Here’s why I think maybe I don’t remember ever actually seeing my mother exercise: I was ashamed of her body and didn’t want to look at her. Ugh. Yes, I’m a terrible terrible person. But, please keep in mind, dear reader, that her body was/is my body. So… when I say I was ashamed of her body, it was really because I was fearful of being as heavy as her and I hated my body as much as she hated hers. And, she truly hated her body. I have the journal entries to prove it.
Well, that was relatively easy… because my beautiful, powerful, active, wild daughter has my body too. And, when I see her run or wash her belly in the tub or play dress up I know it’s MY responsibility to make sure she never feels ashamed of her body. And, I know from experience that she will look to me as a mirror. And every time she looks at me I want her to see health and strength and confidence and freedom so that she can use all of those words to describe herself as well.

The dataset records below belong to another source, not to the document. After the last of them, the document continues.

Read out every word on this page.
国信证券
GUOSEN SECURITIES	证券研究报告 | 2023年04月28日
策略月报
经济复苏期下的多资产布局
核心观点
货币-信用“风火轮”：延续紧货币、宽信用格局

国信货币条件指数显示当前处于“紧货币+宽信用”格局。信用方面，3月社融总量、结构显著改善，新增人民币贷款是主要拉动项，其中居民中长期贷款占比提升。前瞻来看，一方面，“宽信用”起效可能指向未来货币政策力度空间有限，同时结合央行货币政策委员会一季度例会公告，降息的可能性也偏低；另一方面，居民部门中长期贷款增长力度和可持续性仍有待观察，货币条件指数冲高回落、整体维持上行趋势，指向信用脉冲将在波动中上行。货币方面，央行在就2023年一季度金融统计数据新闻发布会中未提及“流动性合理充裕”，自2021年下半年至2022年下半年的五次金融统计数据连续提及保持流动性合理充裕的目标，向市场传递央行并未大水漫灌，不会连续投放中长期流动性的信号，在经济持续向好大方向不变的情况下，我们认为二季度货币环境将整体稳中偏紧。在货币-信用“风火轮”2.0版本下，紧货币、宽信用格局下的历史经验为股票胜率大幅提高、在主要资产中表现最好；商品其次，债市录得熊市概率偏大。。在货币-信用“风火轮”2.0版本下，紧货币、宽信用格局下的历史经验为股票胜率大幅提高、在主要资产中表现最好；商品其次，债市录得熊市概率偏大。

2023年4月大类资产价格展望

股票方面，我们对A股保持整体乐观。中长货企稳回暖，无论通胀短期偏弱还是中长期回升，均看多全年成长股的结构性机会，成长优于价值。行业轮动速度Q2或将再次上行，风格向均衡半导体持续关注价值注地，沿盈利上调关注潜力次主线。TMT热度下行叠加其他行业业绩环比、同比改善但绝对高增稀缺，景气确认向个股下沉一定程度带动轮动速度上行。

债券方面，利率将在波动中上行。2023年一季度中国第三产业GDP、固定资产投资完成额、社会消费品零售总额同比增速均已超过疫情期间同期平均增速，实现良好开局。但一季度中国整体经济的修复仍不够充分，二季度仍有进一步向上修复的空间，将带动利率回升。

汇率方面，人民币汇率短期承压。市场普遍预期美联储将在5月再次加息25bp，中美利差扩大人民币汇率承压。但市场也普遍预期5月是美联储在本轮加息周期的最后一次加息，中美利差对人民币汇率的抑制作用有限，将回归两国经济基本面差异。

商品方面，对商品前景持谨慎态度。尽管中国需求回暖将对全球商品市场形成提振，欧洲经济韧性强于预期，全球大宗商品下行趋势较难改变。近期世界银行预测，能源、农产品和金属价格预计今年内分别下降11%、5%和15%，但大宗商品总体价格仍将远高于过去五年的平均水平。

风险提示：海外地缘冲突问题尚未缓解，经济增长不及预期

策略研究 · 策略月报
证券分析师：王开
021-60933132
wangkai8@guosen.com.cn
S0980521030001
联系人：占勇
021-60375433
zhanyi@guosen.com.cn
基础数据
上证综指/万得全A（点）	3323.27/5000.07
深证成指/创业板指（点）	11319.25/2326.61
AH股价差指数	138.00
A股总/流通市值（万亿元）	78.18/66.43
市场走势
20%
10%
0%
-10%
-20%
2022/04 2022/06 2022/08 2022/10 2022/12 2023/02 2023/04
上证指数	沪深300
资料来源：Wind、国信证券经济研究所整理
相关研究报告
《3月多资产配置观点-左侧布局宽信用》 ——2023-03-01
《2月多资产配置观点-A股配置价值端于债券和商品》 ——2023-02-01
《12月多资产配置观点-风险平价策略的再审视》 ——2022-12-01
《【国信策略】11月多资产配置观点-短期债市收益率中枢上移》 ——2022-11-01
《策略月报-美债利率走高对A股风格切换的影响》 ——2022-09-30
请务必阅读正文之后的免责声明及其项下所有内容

Well, today I weighed in and had my body composition tested. I have gained only 4 pounds back and gone up 3.5% in body fat in the past eight weeks. The body fat %, I’m not happy about but I’m still well within the “healthy” range. This is not to say that my fears were unfounded but I feel it is a testament to how far I have come that even such a little change in my body felt huge, felt horrible.
So, today, I started starting over. I ran the 3 miles that I was supposed to for my half-marathon training. I attended my pilates and ashtanga classes. I planned everything I was going to eat and made sure it was prepared (with love) well in advance of when I would need it and then I ate (with love) slowly, while sitting down, and not too much. I basically kicked ass today and fell back in love with my body and my commitment to health and wellness.

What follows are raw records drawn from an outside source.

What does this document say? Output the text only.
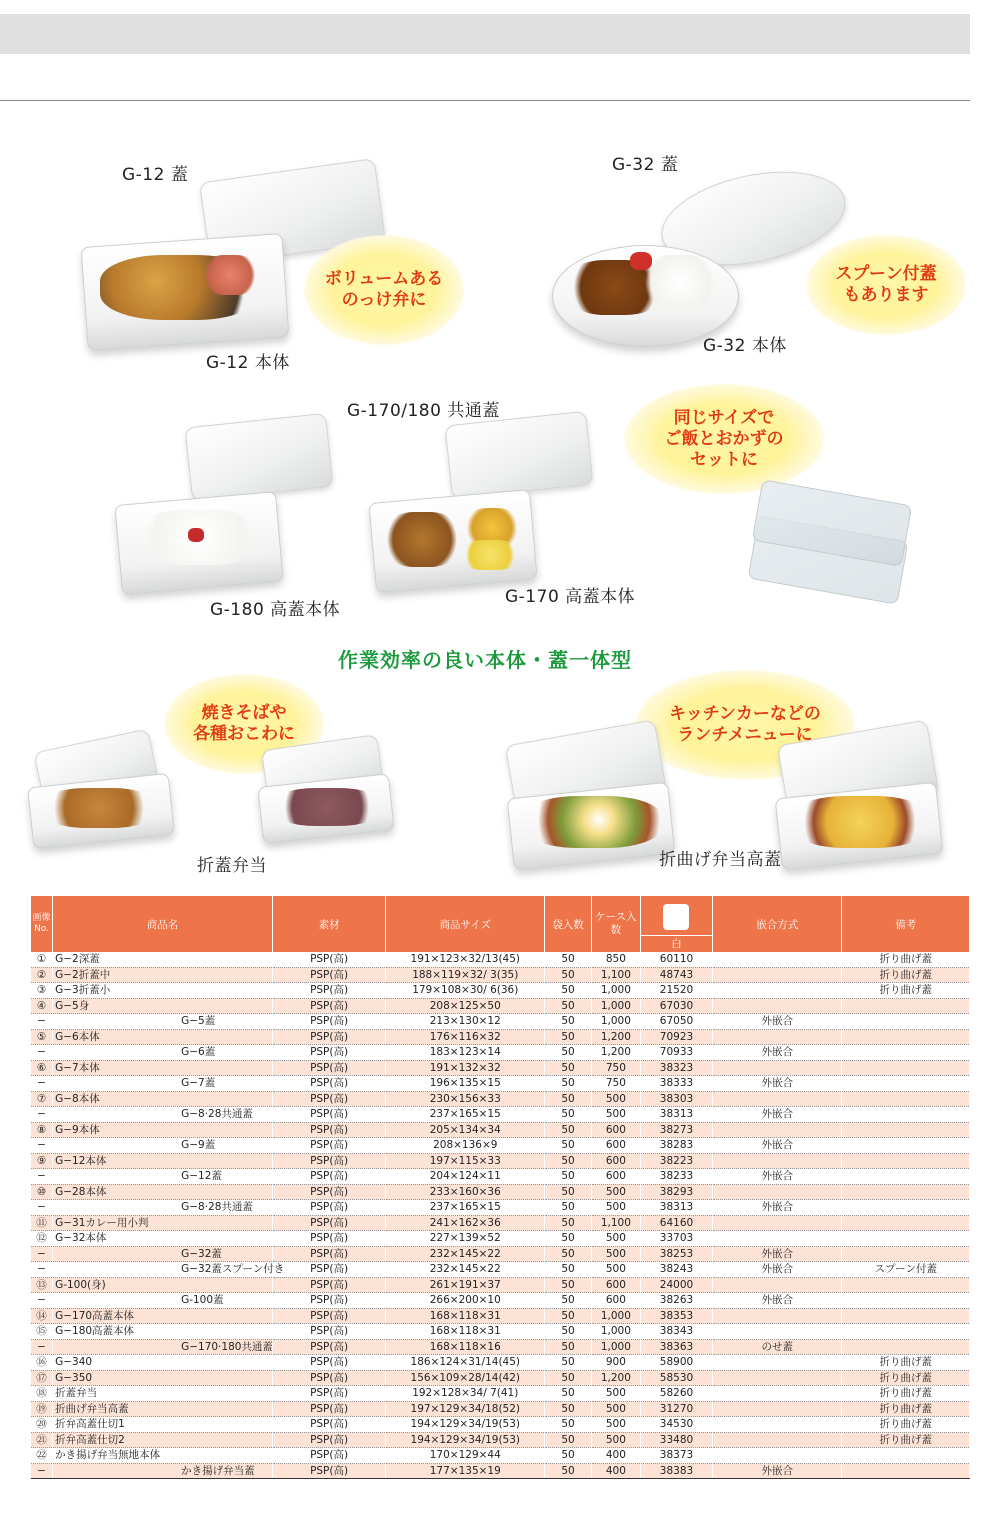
G-12 蓋
G-12 本体
ボリュームある
のっけ弁に
G-32 蓋
G-32 本体
スプーン付蓋
もあります
G-170/180 共通蓋
G-180 高蓋本体
G-170 高蓋本体
同じサイズで
ご飯とおかずの
セットに
作業効率の良い本体・蓋一体型
焼きそばや
各種おこわに
折蓋弁当
キッチンカーなどの
ランチメニューに
折曲げ弁当高蓋
画像No.	商品名	素材	商品サイズ	袋入数	ケース入数	白	嵌合方式	備考
①	G−2深蓋	PSP(高)	191×123×32/13(45)	50	850	60110		折り曲げ蓋
②	G−2折蓋中	PSP(高)	188×119×32/ 3(35)	50	1,100	48743		折り曲げ蓋
③	G−3折蓋小	PSP(高)	179×108×30/ 6(36)	50	1,000	21520		折り曲げ蓋
④	G−5身	PSP(高)	208×125×50	50	1,000	67030		
−	G−5蓋	PSP(高)	213×130×12	50	1,000	67050	外嵌合	
⑤	G−6本体	PSP(高)	176×116×32	50	1,200	70923		
−	G−6蓋	PSP(高)	183×123×14	50	1,200	70933	外嵌合	
⑥	G−7本体	PSP(高)	191×132×32	50	750	38323		
−	G−7蓋	PSP(高)	196×135×15	50	750	38333	外嵌合	
⑦	G−8本体	PSP(高)	230×156×33	50	500	38303		
−	G−8·28共通蓋	PSP(高)	237×165×15	50	500	38313	外嵌合	
⑧	G−9本体	PSP(高)	205×134×34	50	600	38273		
−	G−9蓋	PSP(高)	208×136×9	50	600	38283	外嵌合	
⑨	G−12本体	PSP(高)	197×115×33	50	600	38223		
−	G−12蓋	PSP(高)	204×124×11	50	600	38233	外嵌合	
⑩	G−28本体	PSP(高)	233×160×36	50	500	38293		
−	G−8·28共通蓋	PSP(高)	237×165×15	50	500	38313	外嵌合	
⑪	G−31カレー用小判	PSP(高)	241×162×36	50	1,100	64160		
⑫	G−32本体	PSP(高)	227×139×52	50	500	33703		
−	G−32蓋	PSP(高)	232×145×22	50	500	38253	外嵌合	
−	G−32蓋スプーン付き	PSP(高)	232×145×22	50	500	38243	外嵌合	スプーン付蓋
⑬	G-100(身)	PSP(高)	261×191×37	50	600	24000		
−	G-100蓋	PSP(高)	266×200×10	50	600	38263	外嵌合	
⑭	G−170高蓋本体	PSP(高)	168×118×31	50	1,000	38353		
⑮	G−180高蓋本体	PSP(高)	168×118×31	50	1,000	38343		
−	G−170·180共通蓋	PSP(高)	168×118×16	50	1,000	38363	のせ蓋	
⑯	G−340	PSP(高)	186×124×31/14(45)	50	900	58900		折り曲げ蓋
⑰	G−350	PSP(高)	156×109×28/14(42)	50	1,200	58530		折り曲げ蓋
⑱	折蓋弁当	PSP(高)	192×128×34/ 7(41)	50	500	58260		折り曲げ蓋
⑲	折曲げ弁当高蓋	PSP(高)	197×129×34/18(52)	50	500	31270		折り曲げ蓋
⑳	折弁高蓋仕切1	PSP(高)	194×129×34/19(53)	50	500	34530		折り曲げ蓋
㉑	折弁高蓋仕切2	PSP(高)	194×129×34/19(53)	50	500	33480		折り曲げ蓋
㉒	かき揚げ弁当無地本体	PSP(高)	170×129×44	50	400	38373		
−	かき揚げ弁当蓋	PSP(高)	177×135×19	50	400	38383	外嵌合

My niece, Brenna, recently shared this little quip with me that I think she said she saw on facebook or pinterest somewhere (isn’t that where most of us get our wisdom these days?): “When life knocks you down, stand back up and say, ‘you hit like a bitch.’” Ya, Life! That’s what I did today. So, suck it! I do not need to compulsively overeat to take all the punches you have to serve. You are a formidable opponent but, at least in this little area of my life, I’m going to keep winning here for a while. Get used to it.
& Vaya Con Dios & Namaste & Everything, while you’re at it!